When working with a small website that runs on a few servers, logging, metrics, and automation support are good practices but not a necessity. However, now that your site has grown to serve a large business, investing in those tools is essential.
Logging: Monitoring error logs is important because it helps to identify errors and problems in the system. You can monitor error logs at per server level or use tools to aggregate them to a centralized service for easy search and viewing.
Metrics: Collecting different types of metrics help us to gain business insights and understand the health status of the system. Some of the following metrics are useful:
Host level metrics: CPU, Memory, disk I/O, etc.
Aggregated level metrics: for example, the performance of the entire database tier, cache tier, etc.

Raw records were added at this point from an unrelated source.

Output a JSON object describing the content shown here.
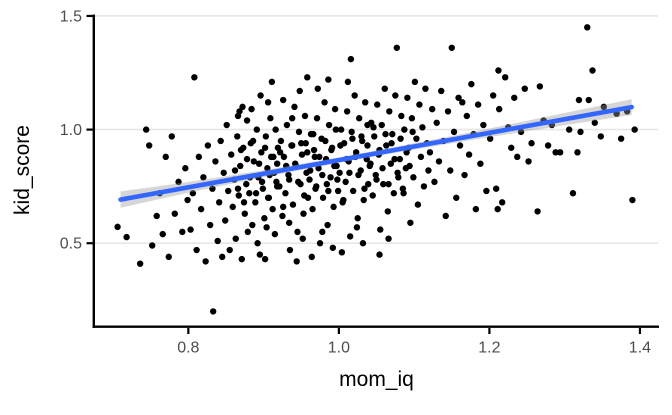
{
  "chart_data": {
    "type": "scatter",
    "title": "",
    "xlabel": "mom_iq",
    "ylabel": "kid_score",
    "xlim": [
      0.676,
      1.424
    ],
    "ylim": [
      0.138,
      1.502
    ],
    "x_ticks": [
      0.8,
      1.0,
      1.2,
      1.4
    ],
    "x_tick_labels": [
      "0.8",
      "1.0",
      "1.2",
      "1.4"
    ],
    "y_ticks": [
      0.5,
      1.0,
      1.5
    ],
    "y_tick_labels": [
      "0.5",
      "1.0",
      "1.5"
    ],
    "grid": "horizontal-major-only",
    "legend": "none",
    "colors": {
      "point": "#000000",
      "smooth_line": "#3366FF",
      "ci_band": "#999999",
      "ci_band_opacity": 0.4,
      "gridline": "#E6E6E6",
      "axis": "#000000",
      "tick_label": "#4D4D4D",
      "axis_title": "#000000"
    },
    "regression_line": {
      "x": [
        0.71,
        1.389
      ],
      "y": [
        0.692,
        1.099
      ]
    },
    "ci_band": [
      {
        "x": 0.71,
        "lo": 0.656,
        "hi": 0.728
      },
      {
        "x": 0.75,
        "lo": 0.686,
        "hi": 0.746
      },
      {
        "x": 0.8,
        "lo": 0.722,
        "hi": 0.77
      },
      {
        "x": 0.85,
        "lo": 0.757,
        "hi": 0.795
      },
      {
        "x": 0.9,
        "lo": 0.791,
        "hi": 0.821
      },
      {
        "x": 0.95,
        "lo": 0.823,
        "hi": 0.849
      },
      {
        "x": 1.0,
        "lo": 0.854,
        "hi": 0.878
      },
      {
        "x": 1.05,
        "lo": 0.884,
        "hi": 0.908
      },
      {
        "x": 1.1,
        "lo": 0.912,
        "hi": 0.94
      },
      {
        "x": 1.15,
        "lo": 0.94,
        "hi": 0.972
      },
      {
        "x": 1.2,
        "lo": 0.967,
        "hi": 1.005
      },
      {
        "x": 1.25,
        "lo": 0.993,
        "hi": 1.039
      },
      {
        "x": 1.3,
        "lo": 1.019,
        "hi": 1.073
      },
      {
        "x": 1.35,
        "lo": 1.045,
        "hi": 1.107
      },
      {
        "x": 1.389,
        "lo": 1.064,
        "hi": 1.134
      }
    ],
    "points": [
      [
        0.706,
        0.572
      ],
      [
        0.718,
        0.527
      ],
      [
        0.736,
        0.41
      ],
      [
        0.744,
        1.0
      ],
      [
        0.748,
        0.93
      ],
      [
        0.752,
        0.49
      ],
      [
        0.758,
        0.62
      ],
      [
        0.762,
        0.72
      ],
      [
        0.766,
        0.54
      ],
      [
        0.77,
        0.88
      ],
      [
        0.774,
        0.44
      ],
      [
        0.778,
        0.97
      ],
      [
        0.782,
        0.63
      ],
      [
        0.787,
        0.77
      ],
      [
        0.792,
        0.55
      ],
      [
        0.796,
        0.83
      ],
      [
        0.799,
        0.69
      ],
      [
        0.803,
        0.56
      ],
      [
        0.806,
        0.72
      ],
      [
        0.808,
        1.23
      ],
      [
        0.811,
        0.47
      ],
      [
        0.814,
        0.88
      ],
      [
        0.817,
        0.65
      ],
      [
        0.82,
        0.79
      ],
      [
        0.823,
        0.42
      ],
      [
        0.826,
        0.93
      ],
      [
        0.829,
        0.58
      ],
      [
        0.832,
        0.74
      ],
      [
        0.833,
        0.2
      ],
      [
        0.836,
        0.86
      ],
      [
        0.839,
        0.51
      ],
      [
        0.841,
        0.68
      ],
      [
        0.843,
        0.95
      ],
      [
        0.845,
        0.44
      ],
      [
        0.847,
        0.81
      ],
      [
        0.849,
        0.6
      ],
      [
        0.851,
        1.02
      ],
      [
        0.853,
        0.73
      ],
      [
        0.855,
        0.47
      ],
      [
        0.857,
        0.89
      ],
      [
        0.859,
        0.66
      ],
      [
        0.861,
        0.78
      ],
      [
        0.863,
        0.52
      ],
      [
        0.865,
        0.97
      ],
      [
        0.867,
        0.71
      ],
      [
        0.869,
        0.84
      ],
      [
        0.871,
        0.43
      ],
      [
        0.873,
        0.92
      ],
      [
        0.875,
        0.63
      ],
      [
        0.877,
        0.76
      ],
      [
        0.879,
        0.55
      ],
      [
        0.866,
        1.06
      ],
      [
        0.872,
        1.1
      ],
      [
        0.868,
        1.08
      ],
      [
        0.878,
        1.04
      ],
      [
        0.881,
        0.72
      ],
      [
        0.883,
        0.94
      ],
      [
        0.885,
        0.58
      ],
      [
        0.887,
        0.86
      ],
      [
        0.889,
        0.68
      ],
      [
        0.891,
        1.0
      ],
      [
        0.893,
        0.79
      ],
      [
        0.895,
        0.45
      ],
      [
        0.897,
        0.9
      ],
      [
        0.899,
        0.74
      ],
      [
        0.901,
        0.61
      ],
      [
        0.903,
        0.97
      ],
      [
        0.905,
        0.83
      ],
      [
        0.907,
        0.7
      ],
      [
        0.909,
        1.05
      ],
      [
        0.911,
        1.21
      ],
      [
        0.913,
        0.88
      ],
      [
        0.915,
        0.54
      ],
      [
        0.917,
        0.77
      ],
      [
        0.919,
        0.92
      ],
      [
        0.902,
        0.43
      ],
      [
        0.906,
        1.12
      ],
      [
        0.912,
        0.65
      ],
      [
        0.916,
        1.0
      ],
      [
        0.884,
        1.09
      ],
      [
        0.892,
        0.5
      ],
      [
        0.896,
        1.15
      ],
      [
        0.904,
        0.57
      ],
      [
        0.908,
        0.8
      ],
      [
        0.918,
        0.85
      ],
      [
        0.921,
        0.75
      ],
      [
        0.923,
        0.95
      ],
      [
        0.925,
        0.62
      ],
      [
        0.927,
        0.88
      ],
      [
        0.929,
        0.72
      ],
      [
        0.931,
        1.02
      ],
      [
        0.933,
        0.8
      ],
      [
        0.935,
        0.47
      ],
      [
        0.937,
        0.93
      ],
      [
        0.939,
        0.67
      ],
      [
        0.941,
        1.1
      ],
      [
        0.943,
        0.84
      ],
      [
        0.945,
        0.55
      ],
      [
        0.947,
        0.99
      ],
      [
        0.949,
        0.76
      ],
      [
        0.951,
        0.89
      ],
      [
        0.953,
        0.63
      ],
      [
        0.955,
        1.06
      ],
      [
        0.957,
        0.81
      ],
      [
        0.958,
        1.23
      ],
      [
        0.959,
        0.7
      ],
      [
        0.944,
        0.42
      ],
      [
        0.948,
        1.17
      ],
      [
        0.952,
        0.52
      ],
      [
        0.926,
        1.13
      ],
      [
        0.934,
        0.59
      ],
      [
        0.938,
        1.05
      ],
      [
        0.956,
        0.94
      ],
      [
        0.961,
        0.78
      ],
      [
        0.963,
        0.98
      ],
      [
        0.965,
        0.65
      ],
      [
        0.967,
        0.91
      ],
      [
        0.969,
        0.74
      ],
      [
        0.971,
        1.05
      ],
      [
        0.973,
        0.83
      ],
      [
        0.975,
        0.5
      ],
      [
        0.977,
        0.96
      ],
      [
        0.979,
        0.7
      ],
      [
        0.981,
        1.12
      ],
      [
        0.983,
        0.87
      ],
      [
        0.985,
        0.58
      ],
      [
        0.987,
        1.02
      ],
      [
        0.989,
        0.79
      ],
      [
        0.991,
        0.92
      ],
      [
        0.993,
        0.66
      ],
      [
        0.995,
        1.09
      ],
      [
        0.997,
        0.84
      ],
      [
        0.999,
        0.73
      ],
      [
        0.964,
        0.44
      ],
      [
        0.972,
        1.18
      ],
      [
        0.978,
        0.55
      ],
      [
        0.986,
        1.22
      ],
      [
        0.992,
        0.48
      ],
      [
        0.996,
        1.0
      ],
      [
        0.968,
        0.88
      ],
      [
        0.984,
        0.76
      ],
      [
        1.001,
        0.81
      ],
      [
        1.003,
        1.0
      ],
      [
        1.005,
        0.68
      ],
      [
        1.007,
        0.94
      ],
      [
        1.009,
        0.77
      ],
      [
        1.011,
        1.08
      ],
      [
        1.013,
        0.86
      ],
      [
        1.015,
        0.53
      ],
      [
        1.016,
        1.31
      ],
      [
        1.017,
        0.99
      ],
      [
        1.019,
        0.73
      ],
      [
        1.021,
        1.15
      ],
      [
        1.023,
        0.9
      ],
      [
        1.025,
        0.61
      ],
      [
        1.027,
        1.05
      ],
      [
        1.029,
        0.82
      ],
      [
        1.031,
        0.95
      ],
      [
        1.033,
        0.69
      ],
      [
        1.035,
        1.12
      ],
      [
        1.037,
        0.87
      ],
      [
        1.039,
        0.76
      ],
      [
        1.004,
        0.46
      ],
      [
        1.012,
        1.21
      ],
      [
        1.024,
        0.57
      ],
      [
        1.032,
        0.5
      ],
      [
        1.038,
        1.02
      ],
      [
        1.041,
        0.84
      ],
      [
        1.043,
        1.03
      ],
      [
        1.045,
        0.71
      ],
      [
        1.047,
        0.97
      ],
      [
        1.049,
        0.8
      ],
      [
        1.051,
        1.11
      ],
      [
        1.053,
        0.89
      ],
      [
        1.055,
        0.56
      ],
      [
        1.057,
        1.02
      ],
      [
        1.059,
        0.76
      ],
      [
        1.061,
        1.18
      ],
      [
        1.063,
        0.93
      ],
      [
        1.065,
        0.64
      ],
      [
        1.067,
        1.08
      ],
      [
        1.069,
        0.85
      ],
      [
        1.071,
        0.98
      ],
      [
        1.073,
        0.72
      ],
      [
        1.075,
        1.15
      ],
      [
        1.077,
        1.36
      ],
      [
        1.079,
        0.79
      ],
      [
        1.054,
        0.45
      ],
      [
        1.066,
        0.52
      ],
      [
        1.081,
        0.87
      ],
      [
        1.083,
        1.06
      ],
      [
        1.085,
        0.74
      ],
      [
        1.087,
        1.0
      ],
      [
        1.089,
        0.83
      ],
      [
        1.091,
        1.14
      ],
      [
        1.093,
        0.92
      ],
      [
        1.095,
        0.59
      ],
      [
        1.097,
        1.05
      ],
      [
        1.099,
        0.79
      ],
      [
        1.101,
        1.21
      ],
      [
        1.103,
        0.96
      ],
      [
        1.105,
        0.67
      ],
      [
        1.107,
        1.11
      ],
      [
        1.109,
        0.88
      ],
      [
        1.111,
        1.01
      ],
      [
        1.113,
        0.75
      ],
      [
        1.115,
        1.18
      ],
      [
        1.117,
        0.94
      ],
      [
        1.119,
        0.82
      ],
      [
        1.121,
        0.9
      ],
      [
        1.124,
        1.09
      ],
      [
        1.127,
        0.77
      ],
      [
        1.13,
        1.03
      ],
      [
        1.133,
        0.86
      ],
      [
        1.136,
        1.17
      ],
      [
        1.139,
        0.95
      ],
      [
        1.142,
        0.62
      ],
      [
        1.145,
        1.08
      ],
      [
        1.148,
        0.82
      ],
      [
        1.15,
        1.36
      ],
      [
        1.153,
        0.99
      ],
      [
        1.156,
        0.7
      ],
      [
        1.159,
        1.14
      ],
      [
        1.161,
        0.93
      ],
      [
        1.164,
        1.12
      ],
      [
        1.167,
        0.8
      ],
      [
        1.17,
        1.06
      ],
      [
        1.173,
        0.89
      ],
      [
        1.176,
        1.2
      ],
      [
        1.179,
        0.98
      ],
      [
        1.182,
        0.65
      ],
      [
        1.185,
        1.11
      ],
      [
        1.188,
        0.85
      ],
      [
        1.192,
        1.02
      ],
      [
        1.196,
        0.73
      ],
      [
        1.201,
        0.96
      ],
      [
        1.205,
        1.15
      ],
      [
        1.209,
        0.74
      ],
      [
        1.211,
        0.65
      ],
      [
        1.212,
        1.26
      ],
      [
        1.213,
        1.09
      ],
      [
        1.217,
        0.68
      ],
      [
        1.221,
        1.23
      ],
      [
        1.225,
        1.01
      ],
      [
        1.229,
        0.92
      ],
      [
        1.233,
        1.14
      ],
      [
        1.237,
        0.88
      ],
      [
        1.242,
        0.99
      ],
      [
        1.247,
        1.18
      ],
      [
        1.252,
        0.86
      ],
      [
        1.256,
        0.94
      ],
      [
        1.264,
        0.64
      ],
      [
        1.267,
        1.19
      ],
      [
        1.272,
        1.04
      ],
      [
        1.278,
        0.93
      ],
      [
        1.283,
        1.02
      ],
      [
        1.288,
        0.9
      ],
      [
        1.294,
        0.9
      ],
      [
        1.306,
        1.0
      ],
      [
        1.311,
        0.72
      ],
      [
        1.317,
        0.9
      ],
      [
        1.319,
        1.13
      ],
      [
        1.321,
        0.99
      ],
      [
        1.33,
        1.45
      ],
      [
        1.332,
        1.13
      ],
      [
        1.337,
        1.26
      ],
      [
        1.34,
        1.03
      ],
      [
        1.348,
        0.97
      ],
      [
        1.352,
        1.1
      ],
      [
        1.369,
        1.07
      ],
      [
        1.375,
        0.96
      ],
      [
        1.383,
        1.08
      ],
      [
        1.39,
        0.69
      ],
      [
        1.393,
        1.0
      ],
      [
        0.862,
        0.82
      ],
      [
        0.866,
        0.74
      ],
      [
        0.87,
        0.91
      ],
      [
        0.874,
        0.68
      ],
      [
        0.878,
        0.87
      ],
      [
        0.882,
        0.79
      ],
      [
        0.886,
        0.95
      ],
      [
        0.89,
        0.72
      ],
      [
        0.894,
        0.85
      ],
      [
        0.898,
        0.77
      ],
      [
        0.902,
        0.92
      ],
      [
        0.906,
        0.7
      ],
      [
        0.91,
        0.88
      ],
      [
        0.914,
        0.81
      ],
      [
        0.918,
        0.75
      ],
      [
        0.922,
        0.9
      ],
      [
        0.926,
        0.66
      ],
      [
        0.93,
        0.84
      ],
      [
        0.934,
        0.78
      ],
      [
        0.938,
        0.93
      ],
      [
        0.942,
        0.85
      ],
      [
        0.946,
        0.77
      ],
      [
        0.95,
        0.94
      ],
      [
        0.954,
        0.71
      ],
      [
        0.958,
        0.9
      ],
      [
        0.962,
        0.82
      ],
      [
        0.966,
        0.98
      ],
      [
        0.97,
        0.75
      ],
      [
        0.974,
        0.88
      ],
      [
        0.978,
        0.8
      ],
      [
        0.982,
        0.95
      ],
      [
        0.986,
        0.73
      ],
      [
        0.99,
        0.91
      ],
      [
        0.994,
        0.84
      ],
      [
        0.998,
        0.78
      ],
      [
        1.002,
        0.93
      ],
      [
        1.006,
        0.69
      ],
      [
        1.01,
        0.87
      ],
      [
        1.014,
        0.81
      ],
      [
        1.018,
        0.96
      ],
      [
        1.022,
        0.88
      ],
      [
        1.026,
        0.8
      ],
      [
        1.03,
        0.97
      ],
      [
        1.034,
        0.74
      ],
      [
        1.038,
        0.93
      ],
      [
        1.042,
        0.85
      ],
      [
        1.046,
        1.01
      ],
      [
        1.05,
        0.78
      ],
      [
        1.054,
        0.91
      ],
      [
        1.058,
        0.83
      ],
      [
        1.062,
        0.98
      ],
      [
        1.066,
        0.76
      ],
      [
        1.07,
        0.94
      ],
      [
        1.074,
        0.87
      ],
      [
        1.078,
        0.81
      ],
      [
        1.082,
        0.96
      ],
      [
        1.086,
        0.72
      ],
      [
        1.09,
        0.9
      ],
      [
        1.094,
        0.84
      ],
      [
        1.098,
        0.99
      ]
    ]
  }
}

Key business metrics: daily active users, retention, revenue, etc.
Automation: When a system gets big and complex, we need to build or leverage automation tools to improve productivity. Continuous integration is a good practice, in which each code check-in is verified through automation, allowing teams to detect problems early. Besides, automating your build, test, deploy process, etc. could improve developer productivity significantly.
Adding message queues and different tools
Figure 19 shows the updated design. Due to the space constraint, only one data center is shown in the figure.
1. The design includes a message queue, which helps to make the system more loosely coupled and failure resilient.
2. Logging, monitoring, metrics, and automation tools are included.